THE RETURN OF THE NATIVE
VI
A Conjuncture, and its Result upon the Pedestrian
W now determined to visit E by day
C asleep on hearthrug after his labours
contrast between W & C ‘painfully apparent’ to E - p232
again W opines ‘The fates have not been kind to you’
E admits she loved C partly for the life he would give her
E embarassed when Mrs Y knocks – retreats with W
‘This is your first visit here; let it be your last.’
E assumes C will wake and admit his mother...
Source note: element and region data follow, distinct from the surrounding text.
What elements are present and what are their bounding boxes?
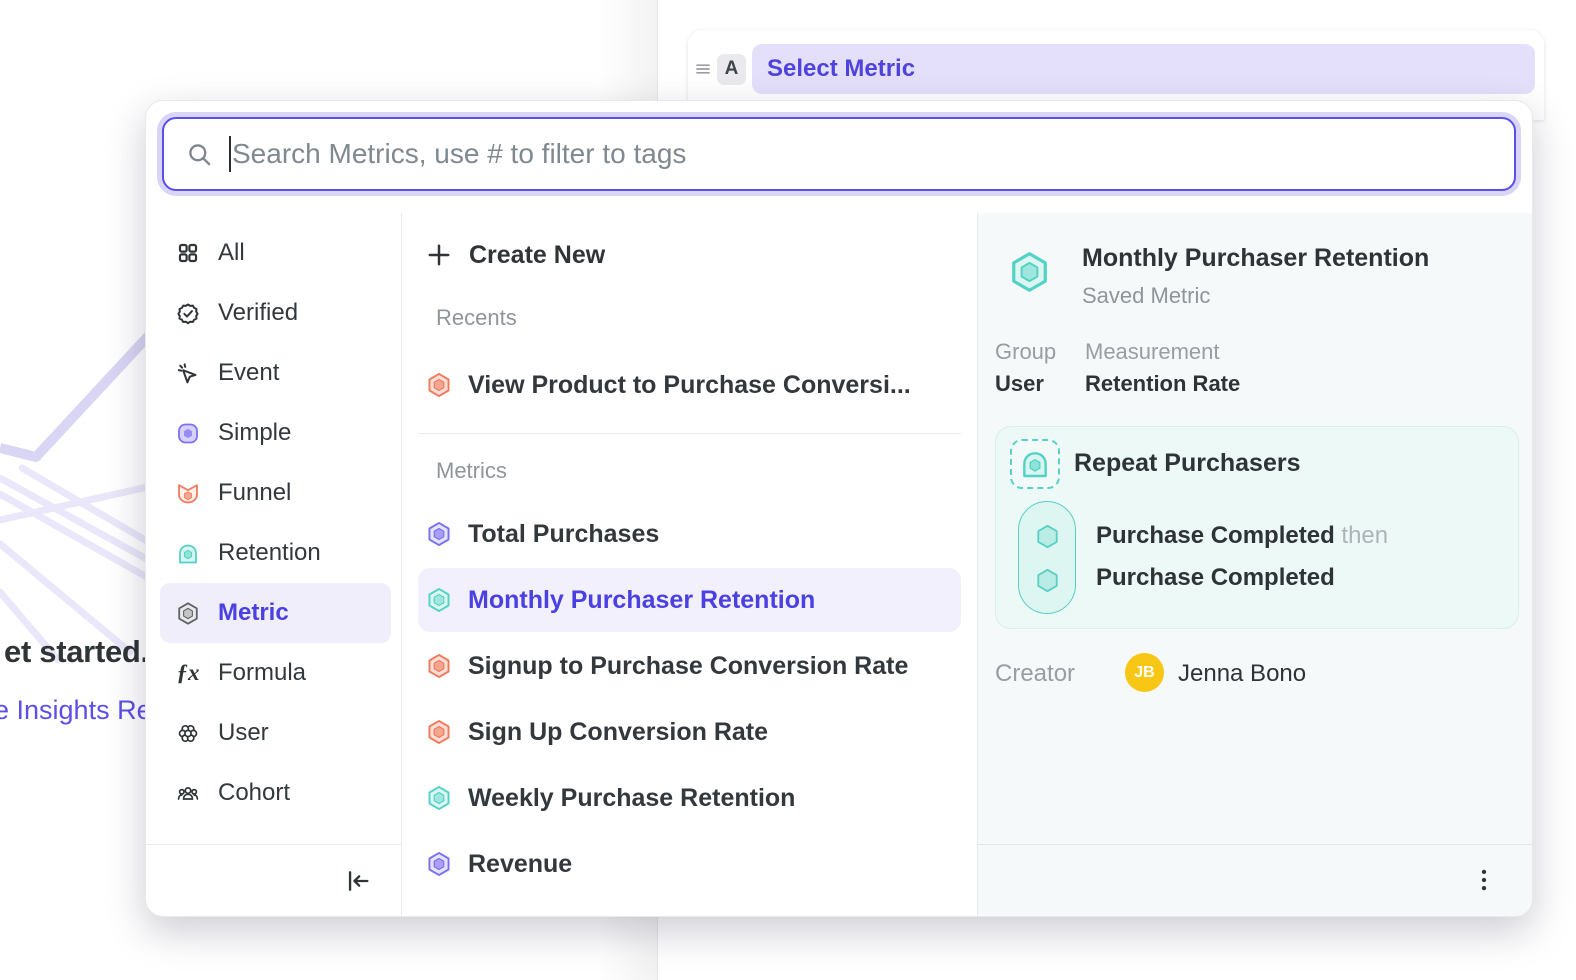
metric-list-item[interactable]: Weekly Purchase Retention	[418, 766, 961, 830]
metric-list-item-selected[interactable]: Monthly Purchaser Retention	[418, 568, 961, 632]
metric-list-item[interactable]: Sign Up Conversion Rate	[418, 700, 961, 764]
collapse-left-icon	[344, 867, 372, 895]
select-metric-label: Select Metric	[767, 55, 915, 83]
event-sequence-capsule	[1018, 501, 1076, 614]
metrics-section-label: Metrics	[436, 458, 977, 484]
metric-detail-panel: Monthly Purchaser Retention Saved Metric…	[977, 213, 1532, 916]
sidebar-item-metric[interactable]: Metric	[160, 583, 391, 643]
measurement-value: Retention Rate	[1085, 371, 1240, 397]
orange-metric-hexagon-icon	[426, 718, 452, 746]
more-options-button[interactable]	[1466, 862, 1502, 898]
metric-list-panel: Create New Recents View Product to Purch…	[402, 213, 977, 916]
sidebar-item-cohort[interactable]: Cohort	[160, 763, 391, 823]
creator-label: Creator	[995, 660, 1075, 688]
teal-metric-hexagon-icon	[426, 784, 452, 812]
select-metric-control[interactable]: Select Metric	[752, 44, 1535, 94]
detail-footer	[978, 844, 1532, 916]
teal-metric-hexagon-icon	[426, 586, 452, 614]
user-cluster-icon	[176, 721, 200, 745]
metric-hexagon-icon	[176, 601, 200, 625]
purple-metric-hexagon-icon	[426, 520, 452, 548]
sidebar-footer	[146, 844, 401, 916]
orange-metric-hexagon-icon	[426, 652, 452, 680]
detail-title: Monthly Purchaser Retention	[1082, 244, 1429, 273]
sidebar-item-event[interactable]: Event	[160, 343, 391, 403]
sidebar-item-formula[interactable]: ƒx Formula	[160, 643, 391, 703]
collapse-sidebar-button[interactable]	[341, 864, 375, 898]
metric-picker-modal: All Verified Event Simple Funnel	[145, 100, 1533, 917]
cohort-people-icon	[176, 781, 200, 805]
background-insights-link[interactable]: e Insights Re	[0, 695, 152, 726]
group-label: Group	[995, 339, 1056, 365]
funnel-icon	[176, 481, 200, 505]
group-value: User	[995, 371, 1044, 397]
measurement-label: Measurement	[1085, 339, 1220, 365]
metric-list-item[interactable]: Revenue	[418, 832, 961, 896]
definition-step-2: Purchase Completed	[1096, 564, 1335, 592]
search-box[interactable]	[162, 117, 1516, 191]
grid-icon	[176, 241, 200, 265]
creator-avatar: JB	[1125, 653, 1164, 692]
sidebar-item-retention[interactable]: Retention	[160, 523, 391, 583]
step-connector: then	[1341, 522, 1388, 549]
text-caret	[229, 136, 231, 172]
creator-name: Jenna Bono	[1178, 660, 1306, 688]
simple-metric-icon	[176, 421, 200, 445]
list-divider	[418, 433, 961, 434]
retention-definition-icon	[1010, 439, 1060, 489]
type-filter-sidebar: All Verified Event Simple Funnel	[146, 213, 402, 916]
recents-section-label: Recents	[436, 305, 977, 331]
sidebar-item-funnel[interactable]: Funnel	[160, 463, 391, 523]
event-hexagon-icon	[1034, 523, 1061, 550]
search-icon	[186, 141, 213, 168]
kebab-menu-icon	[1471, 867, 1497, 893]
cursor-click-icon	[176, 361, 200, 385]
metric-list-item[interactable]: Total Purchases	[418, 502, 961, 566]
purple-metric-hexagon-icon	[426, 850, 452, 878]
retention-icon	[176, 541, 200, 565]
recent-item[interactable]: View Product to Purchase Conversi...	[418, 353, 961, 417]
sidebar-item-verified[interactable]: Verified	[160, 283, 391, 343]
detail-subtitle: Saved Metric	[1082, 283, 1210, 309]
sidebar-item-user[interactable]: User	[160, 703, 391, 763]
formula-fx-icon: ƒx	[176, 661, 200, 685]
background-partial-heading: et started.	[4, 634, 149, 670]
sidebar-item-all[interactable]: All	[160, 223, 391, 283]
create-new-button[interactable]: Create New	[402, 229, 977, 281]
verified-badge-icon	[176, 301, 200, 325]
drag-handle-icon[interactable]	[693, 59, 713, 79]
search-input[interactable]	[232, 138, 1492, 170]
plus-icon	[426, 242, 452, 268]
definition-card: Repeat Purchasers Purchase Completed the…	[995, 426, 1519, 629]
event-hexagon-icon	[1034, 567, 1061, 594]
funnel-metric-hexagon-icon	[426, 371, 452, 399]
decorative-chart-lines	[0, 330, 155, 675]
saved-metric-hexagon-icon	[1008, 250, 1051, 294]
sidebar-item-simple[interactable]: Simple	[160, 403, 391, 463]
metric-list-item[interactable]: Signup to Purchase Conversion Rate	[418, 634, 961, 698]
definition-step-1: Purchase Completed then	[1096, 522, 1388, 550]
definition-name: Repeat Purchasers	[1074, 449, 1301, 478]
metric-row-badge: A	[717, 54, 746, 85]
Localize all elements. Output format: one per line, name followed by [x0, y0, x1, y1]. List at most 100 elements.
C sleeps on and Mrs Y departs, exhausted & distraught
she meets Johnny Nonesuch, who sees her symptoms
but lacks understanding of how close to death she is – ‘like a lamb when you
drive him till he’s nearly done for’
VII
The Tragic Meeting of two old Friends
C has been dreaming of his mother
C determines to visit his mother that same evening
E tries to postpone his visit to no avail
C discovers his mother on thyme bank, unable to speak
he carries her to a lonely shed
the company of heathfolk arrive to help
she has been bitten by an adder – symbol of evil
C ‘anointed the wound’ – superstitious cure
VIII
Eustacia hears of good Fortune and beholds Evil
grandfather tells E of W’s inheritance - £11,000 – irony
calls her a fool for not sticking with him
E reflects on W’s ‘unparalleled grace’ towards women
and how little attention she paid him earlier
W appears – he would exchange his fortune for E
he plans to travel – ironically to Paris
significantly they are united in their estimation of Paris –
‘the central beauty-spot of the world’ – p249
W & E go towards Bloom’s End and discover the hut
Mrs Y is fading – her heart and exhaustion the cause
she dies and Johnny pipes up ‘ she was a broken-hearted woman and cast off
by her son’ – p251
E – ‘I am to blame for this. There is evil in store for me.’